Mon Power and Potomac Edison Seek Approval for Reliability and Infrastructure Investments

The companies aim to enhance power reliability through infrastructure improvements, including replacing aging equipment and deploying new technology, while proposing rate adjustments that could slightly increase residential bills but ensure continued service improvements.

FirstEnergy subsidiaries Mon Power and Potomac Edison have filed a request with the Public Service Commission of West Virginia to review electric rates as the companies continue investing in grid reliability, storm resilience and infrastructure upgrades across West Virginia.

The filing outlines two potential approaches. One would use an inflation-based adjustment designed to spread smaller increases over time instead of implementing a single larger increase.
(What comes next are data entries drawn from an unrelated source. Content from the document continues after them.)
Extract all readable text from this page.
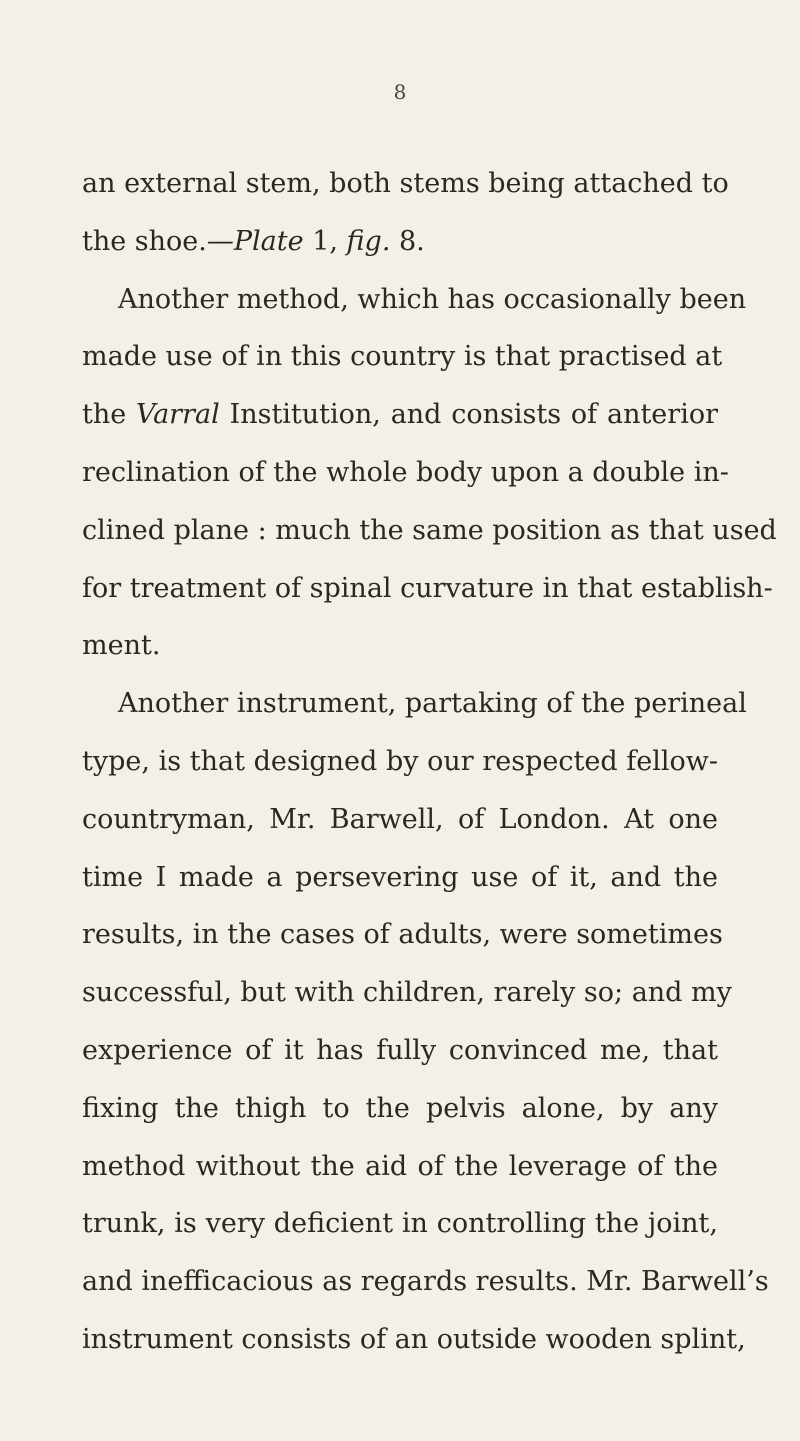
8
an external stem, both stems being attached to
the shoe.—Plate 1, fig. 8.
Another method, which has occasionally been
made use of in this country is that practised at
the Varral Institution, and consists of anterior
reclination of the whole body upon a double in-
clined plane : much the same position as that used
for treatment of spinal curvature in that establish-
ment.
Another instrument, partaking of the perineal
type, is that designed by our respected fellow-
countryman, Mr. Barwell, of London. At one
time I made a persevering use of it, and the
results, in the cases of adults, were sometimes
successful, but with children, rarely so; and my
experience of it has fully convinced me, that
fixing the thigh to the pelvis alone, by any
method without the aid of the leverage of the
trunk, is very deficient in controlling the joint,
and inefficacious as regards results. Mr. Barwell’s
instrument consists of an outside wooden splint,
According to the companies, the approach would provide customers with more predictable costs while supporting continued investments in the electric system.
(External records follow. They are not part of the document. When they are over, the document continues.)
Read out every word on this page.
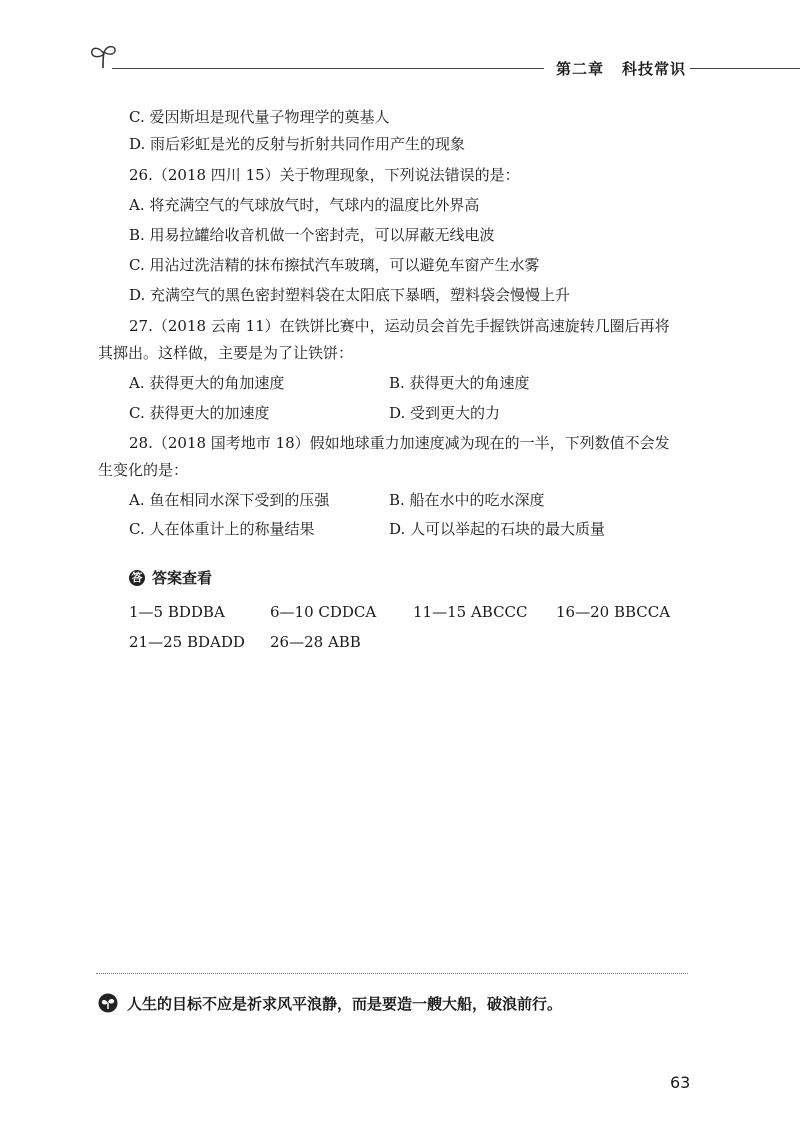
第二章 科技常识
C. 爱因斯坦是现代量子物理学的奠基人
D. 雨后彩虹是光的反射与折射共同作用产生的现象
26.（2018 四川 15）关于物理现象，下列说法错误的是：
A. 将充满空气的气球放气时，气球内的温度比外界高
B. 用易拉罐给收音机做一个密封壳，可以屏蔽无线电波
C. 用沾过洗洁精的抹布擦拭汽车玻璃，可以避免车窗产生水雾
D. 充满空气的黑色密封塑料袋在太阳底下暴晒，塑料袋会慢慢上升
27.（2018 云南 11）在铁饼比赛中，运动员会首先手握铁饼高速旋转几圈后再将
其掷出。这样做，主要是为了让铁饼：
A. 获得更大的角加速度	B. 获得更大的角速度
C. 获得更大的加速度	D. 受到更大的力
28.（2018 国考地市 18）假如地球重力加速度减为现在的一半，下列数值不会发
生变化的是：
A. 鱼在相同水深下受到的压强	B. 船在水中的吃水深度
C. 人在体重计上的称量结果	D. 人可以举起的石块的最大质量
答 答案查看
1—5 BDDBA	6—10 CDDCA 11—15 ABCCC 16—20 BBCCA
21—25 BDADD 26—28 ABB
人生的目标不应是祈求风平浪静，而是要造一艘大船，破浪前行。
63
The second option is a traditional base rate adjustment tied to completed infrastructure work and a proposed reliability and infrastructure improvement initiative focused on replacing aging equipment and deploying new technology to reduce outage frequency and duration.
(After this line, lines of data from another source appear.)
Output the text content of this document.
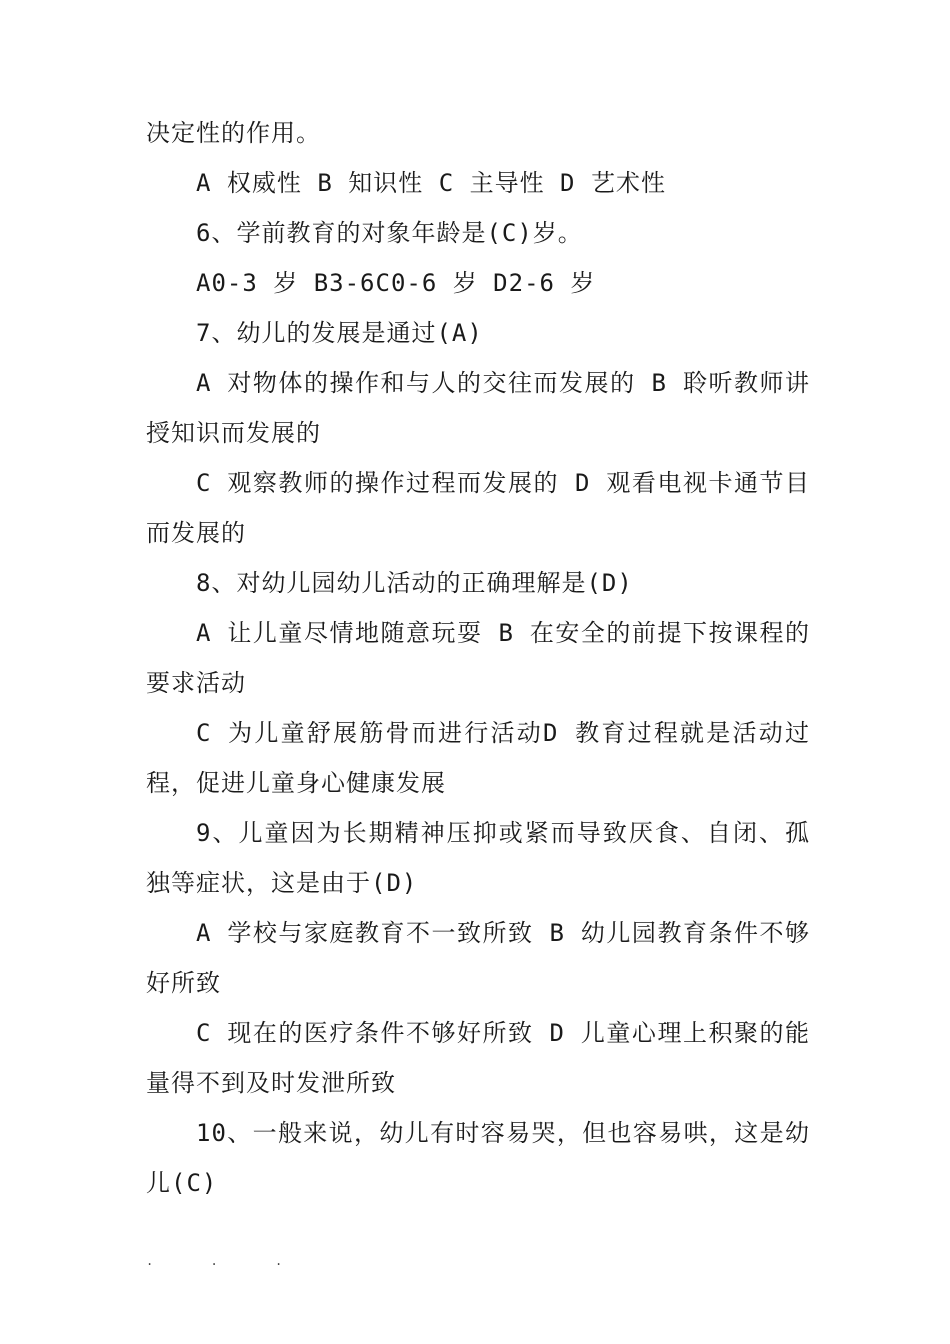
决定性的作用。

A 权威性 B 知识性 C 主导性 D 艺术性

6、学前教育的对象年龄是(C)岁。

A0-3 岁 B3-6C0-6 岁 D2-6 岁

7、幼儿的发展是通过(A)

A 对物体的操作和与人的交往而发展的 B 聆听教师讲授知识而发展的

C 观察教师的操作过程而发展的 D 观看电视卡通节目而发展的

8、对幼儿园幼儿活动的正确理解是(D)

A 让儿童尽情地随意玩耍 B 在安全的前提下按课程的要求活动

C 为儿童舒展筋骨而进行活动D 教育过程就是活动过程，促进儿童身心健康发展

9、儿童因为长期精神压抑或紧而导致厌食、自闭、孤独等症状，这是由于(D)

A 学校与家庭教育不一致所致 B 幼儿园教育条件不够好所致

C 现在的医疗条件不够好所致 D 儿童心理上积聚的能量得不到及时发泄所致

10、一般来说，幼儿有时容易哭，但也容易哄，这是幼儿(C)

.	.	.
The companies said recent investments have already produced measurable reliability improvements, including a 43.8% reduction in the duration of outages associated with the high-voltage transmission system in West Virginia. Additional work has included upgrades at the Fort Martin and Harrison power stations and replacement of poles, lines and other equipment to improve storm resilience.

Under both proposals, Mon Power and Potomac Edison said residential customers would continue paying the lowest electric rates among West Virginia’s regulated electric utilities. The companies said the proposals would support additional work on power plants, transmission infrastructure and local electric equipment aimed at preventing outages and improving restoration times.

“Our customers count on us every day, especially when the weather is at its worst,” said Chris Beam, president of West Virginia and Maryland for FirstEnergy. “This rate review would help us keep improving an aging system by making it more resilient so we can restore power faster when outages happen. We also know customers are watching costs closely, so we’re focused on making smart investments that improve service and provide long-term value.”

Under the proposed inflation and investment adjustment, the companies are seeking a total adjustment of $76 million, implemented through annual $38 million adjustments beginning Aug. 1, 2026, and June 1, 2027. The companies said the proposal would increase the average residential customer bill by about 3% and 2.9%, respectively, and would eliminate the need for another rate review until April 2028.

Under the alternative traditional base rate proposal, Mon Power and Potomac Edison are requesting a $188 million adjustment. The filing includes funding for a reliability and infrastructure initiative that would replace older equipment and add technology intended to reduce outage frequency and duration.

The companies said the proposal builds on a pilot program approved by the PSC in 2024 that reduced outage time for rural customers by an average of about four hours annually, representing a 53% reduction. If approved, the traditional base rate adjustment would increase the average residential customer bill by about 13.9%.

Any proposed rate changes must be reviewed and approved by the Public Service Commission of West Virginia before taking effect. Mon Power and Potomac Edison said the review process will allow regulators to examine the proposals and their impact on customers.